Référence : 2017 CF 545

[TRADUCTION FRANÇAISE]

Ottawa (Ontario), le 2 juin 2017

En présence de monsieur le juge Locke

Dossier : T-389-11

ENTRE :

APOTEX INC.

demanderesse

et

ASTRAZENECA CANADA INC.

défenderesse

Dossier : T-1668-10

ET ENTRE :

ASTRAZENECA AKTIEBOLAG, ASTRAZENECA CANADA INC. et ASTRAZENECA UK LIMITED

demanderesses/
défenderesses reconventionnelles

et

APOTEX INC. et
APOTEX PHARMACHEM INC.

défenderesses/
demanderesses reconventionnelles

ORDONNANCE ET MOTIFS

[1]               La présente ordonnance vise des conflits entre les parties (ci-après appelées Apotex et AstraZeneca) découlant de la lecture, lors du procès, des passages de l’interrogatoire préalable, comme le prévoit l’article 288 des Règles des Cours fédérales, DORS/98-106 (les Règles). Ces conflits, qui ont été débattus au cours du procès, s’inscrivent dans deux catégories :

  1. En ce qui concerne certains des éléments qu’Apotex propose de consigner en preuve, AstraZeneca tente d’ajouter des extraits pertinents en vertu de l’article 289 des Règles.
  2. Quant à certains des éléments qu’AstraZeneca propose de consigner en preuve, Apotex s’oppose à leur inclusion.

[2]               J’examine chacune de ces catégories à tour de rôle.

I.                   Extraits pertinents proposés par AstraZeneca

[3]               Les parties ne semblent pas contester le droit applicable. L’article 288 des Règles permet à une partie de présenter en preuve, à l’instruction, tout extrait des dépositions recueillies à l’interrogatoire préalable d’une personne interrogée pour le compte d’une partie adverse.

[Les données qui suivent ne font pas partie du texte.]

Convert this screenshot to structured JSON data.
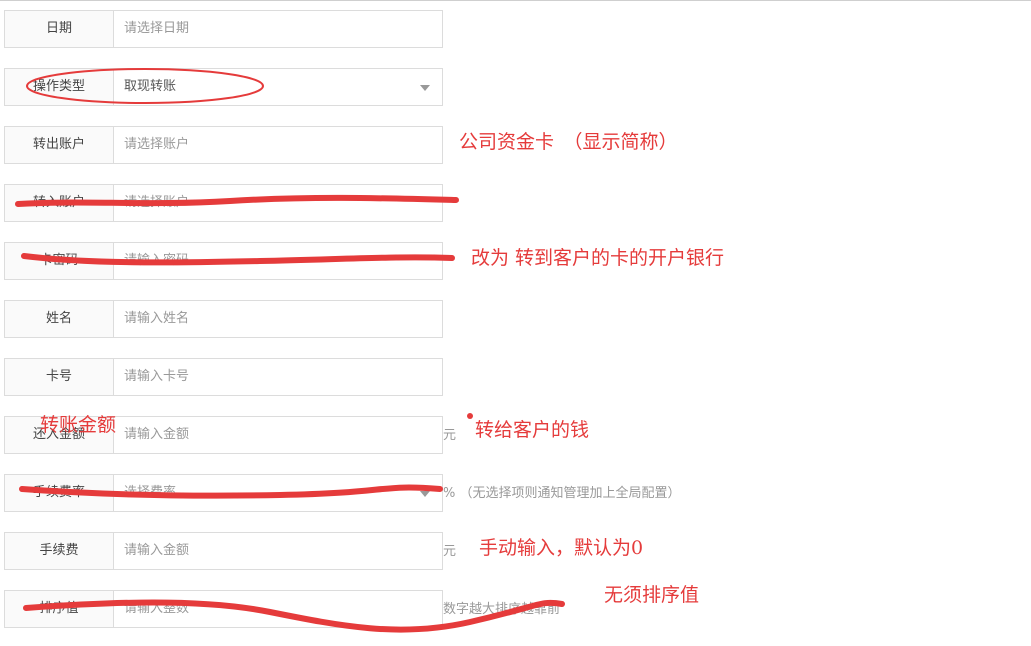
{
  "form": {
    "rows": [
      {
        "label": "日期",
        "placeholder": "请选择日期"
      },
      {
        "label": "操作类型",
        "value": "取现转账"
      },
      {
        "label": "转出账户",
        "placeholder": "请选择账户"
      },
      {
        "label": "转入账户",
        "placeholder": "请选择账户"
      },
      {
        "label": "卡密码",
        "placeholder": "请输入密码"
      },
      {
        "label": "姓名",
        "placeholder": "请输入姓名"
      },
      {
        "label": "卡号",
        "placeholder": "请输入卡号"
      },
      {
        "label": "还入金额",
        "placeholder": "请输入金额",
        "suffix": "元"
      },
      {
        "label": "手续费率",
        "placeholder": "选择费率",
        "suffix": "% （无选择项则通知管理加上全局配置）"
      },
      {
        "label": "手续费",
        "placeholder": "请输入金额",
        "suffix": "元"
      },
      {
        "label": "排序值",
        "placeholder": "请输入整数",
        "suffix": "数字越大排序越靠前"
      }
    ]
  },
  "annotations": {
    "transfer_out": "公司资金卡　（显示简称）",
    "card_password": "改为 转到客户的卡的开户银行",
    "amount_label": "转账金额",
    "amount_note": "转给客户的钱",
    "fee_note": "手动输入，默认为0",
    "sort_note": "无须排序值"
  },
  "colors": {
    "annotation": "#e53b3b",
    "border": "#dcdcdc",
    "label_bg": "#fafafa"
  },
  "icons": {
    "select_arrow": "chevron-down-icon"
  }
}
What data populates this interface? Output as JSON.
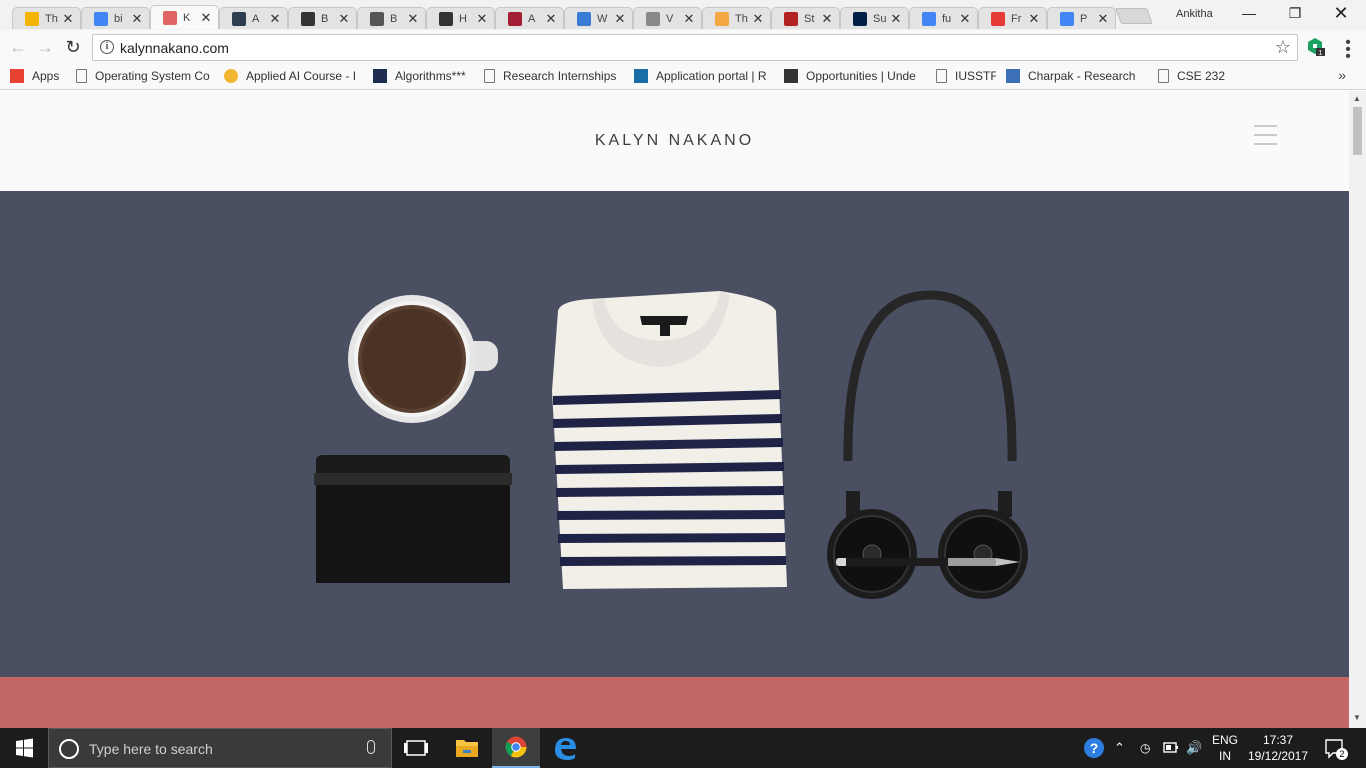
{
  "browser": {
    "tabs": [
      {
        "title": "Th",
        "icon": "slides-icon",
        "color": "#f4b400",
        "active": false
      },
      {
        "title": "bi",
        "icon": "google-icon",
        "color": "#4285f4",
        "active": false
      },
      {
        "title": "K",
        "icon": "kalyn-site-icon",
        "color": "#e06464",
        "active": true
      },
      {
        "title": "A",
        "icon": "site-logo-icon",
        "color": "#2c3e50",
        "active": false
      },
      {
        "title": "B",
        "icon": "terminal-icon",
        "color": "#333333",
        "active": false
      },
      {
        "title": "B",
        "icon": "avatar-icon",
        "color": "#555555",
        "active": false
      },
      {
        "title": "H",
        "icon": "site-logo-icon",
        "color": "#333333",
        "active": false
      },
      {
        "title": "A",
        "icon": "library-icon",
        "color": "#a31f34",
        "active": false
      },
      {
        "title": "W",
        "icon": "c-logo-icon",
        "color": "#3a7bd5",
        "active": false
      },
      {
        "title": "V",
        "icon": "page-icon",
        "color": "#888888",
        "active": false
      },
      {
        "title": "Th",
        "icon": "cloud-icon",
        "color": "#f4a742",
        "active": false
      },
      {
        "title": "St",
        "icon": "s-logo-icon",
        "color": "#b22222",
        "active": false
      },
      {
        "title": "Su",
        "icon": "ubc-logo-icon",
        "color": "#002145",
        "active": false
      },
      {
        "title": "fu",
        "icon": "loading-icon",
        "color": "#4285f4",
        "active": false
      },
      {
        "title": "Fr",
        "icon": "f-logo-icon",
        "color": "#e53935",
        "active": false
      },
      {
        "title": "P",
        "icon": "dot-icon",
        "color": "#4285f4",
        "active": false
      }
    ],
    "profile_name": "Ankitha",
    "url": "kalynnakano.com",
    "extension_badge": "1",
    "bookmarks": [
      {
        "label": "Apps",
        "icon": "apps-grid-icon"
      },
      {
        "label": "Operating System Co",
        "icon": "page-icon"
      },
      {
        "label": "Applied AI Course - I",
        "icon": "ai-course-icon"
      },
      {
        "label": "Algorithms***",
        "icon": "h-logo-icon"
      },
      {
        "label": "Research Internships",
        "icon": "page-icon"
      },
      {
        "label": "Application portal | R",
        "icon": "dj-logo-icon"
      },
      {
        "label": "Opportunities | Unde",
        "icon": "cal-logo-icon"
      },
      {
        "label": "IUSSTF",
        "icon": "page-icon"
      },
      {
        "label": "Charpak - Research Ir",
        "icon": "checker-icon"
      },
      {
        "label": "CSE 232",
        "icon": "page-icon"
      }
    ]
  },
  "site": {
    "title": "KALYN NAKANO",
    "colors": {
      "hero": "#4b4f62",
      "band": "#c26666"
    }
  },
  "taskbar": {
    "search_placeholder": "Type here to search",
    "language": "ENG",
    "region": "IN",
    "time": "17:37",
    "date": "19/12/2017",
    "notifications": "2"
  }
}
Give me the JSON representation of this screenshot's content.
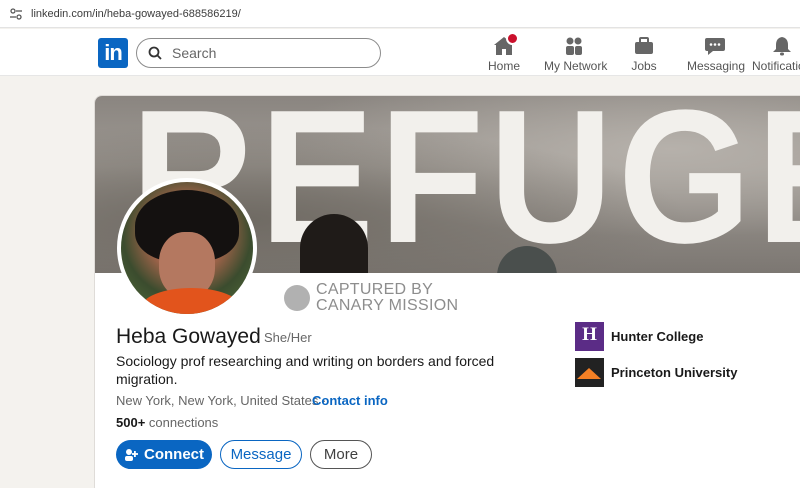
{
  "browser": {
    "url": "linkedin.com/in/heba-gowayed-688586219/"
  },
  "nav": {
    "logo": "in",
    "search_placeholder": "Search",
    "items": [
      {
        "label": "Home",
        "icon": "home-icon"
      },
      {
        "label": "My Network",
        "icon": "network-icon"
      },
      {
        "label": "Jobs",
        "icon": "briefcase-icon"
      },
      {
        "label": "Messaging",
        "icon": "chat-icon"
      },
      {
        "label": "Notifications",
        "icon": "bell-icon"
      }
    ]
  },
  "banner": {
    "text": "REFUGE"
  },
  "watermark": {
    "line1": "CAPTURED BY",
    "line2": "CANARY MISSION"
  },
  "profile": {
    "name": "Heba Gowayed",
    "pronouns": "She/Her",
    "headline": "Sociology prof researching and writing on borders and forced migration.",
    "location": "New York, New York, United States ·",
    "contact_info": "Contact info",
    "connections": "500+",
    "connections_suffix": " connections"
  },
  "actions": {
    "connect": "Connect",
    "message": "Message",
    "more": "More"
  },
  "organizations": [
    {
      "name": "Hunter College",
      "logo_text": "H"
    },
    {
      "name": "Princeton University"
    }
  ],
  "colors": {
    "brand": "#0a66c2",
    "notification_badge": "#cb112d",
    "hunter": "#5b2c86",
    "princeton": "#f58025"
  }
}
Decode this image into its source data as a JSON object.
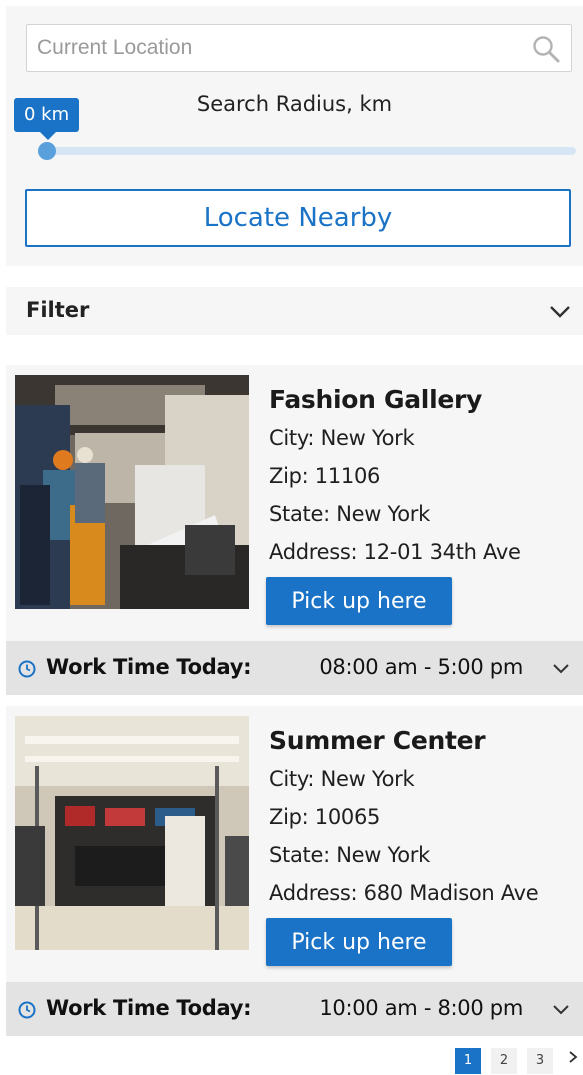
{
  "search": {
    "placeholder": "Current Location",
    "radius_label": "Search Radius, km",
    "radius_value_label": "0 km",
    "radius_value": 0,
    "locate_label": "Locate Nearby"
  },
  "filter": {
    "label": "Filter"
  },
  "stores": [
    {
      "name": "Fashion Gallery",
      "city": "City: New York",
      "zip": "Zip: 11106",
      "state": "State: New York",
      "address": "Address: 12-01 34th Ave",
      "pickup_label": "Pick up here",
      "worktime_label": "Work Time Today:",
      "hours": "08:00 am - 5:00 pm"
    },
    {
      "name": "Summer Center",
      "city": "City: New York",
      "zip": "Zip: 10065",
      "state": "State: New York",
      "address": "Address: 680 Madison Ave",
      "pickup_label": "Pick up here",
      "worktime_label": "Work Time Today:",
      "hours": "10:00 am - 8:00 pm"
    }
  ],
  "pagination": {
    "pages": [
      "1",
      "2",
      "3"
    ],
    "current": "1",
    "next_icon": "chevron-right-icon"
  },
  "colors": {
    "accent": "#1a73c6",
    "panel_bg": "#f6f6f6",
    "worktime_bg": "#e3e3e3"
  }
}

L’article 289 des Règles prévoit que lorsqu’une partie présente en preuve des extraits en vertu de l’article 288 des Règles, la Cour peut lui ordonner de produire « tout autre extrait de ces dépositions qui, à son avis, est pertinent et ne devrait pas être omis ». La jurisprudence applicable (que j’ai scrutée dans la décision que j’ai rendue dans l’affaire MediaTube Corp c. Bell Canada, 2016 CF 1066) mène à la conclusion que je devrais permettre des extraits pertinents seulement :

     (i)            lorsque le témoin n’a pas bien compris un élément de la question qui lui a été posée;

   (ii)            lorsque le passage consigné en vertu de l’article 288 des Règles dénature les propos du témoin;

 (iii)            lorsque le passage consigné en vertu de l’article 288 des Règles manque de contexte ou de matière.

[4]               Au moment de déterminer s’il convient d’ordonner la consignation en preuve des extraits pertinents, il est important de se rappeler qu’AstraZeneca tente d’obtenir une ordonnance pour obliger Apotex à ajouter certains éléments de preuve à ses arguments. Je ne tente pas de déterminer si AstraZeneca aurait pu ajouter des renseignements semblables à ses arguments.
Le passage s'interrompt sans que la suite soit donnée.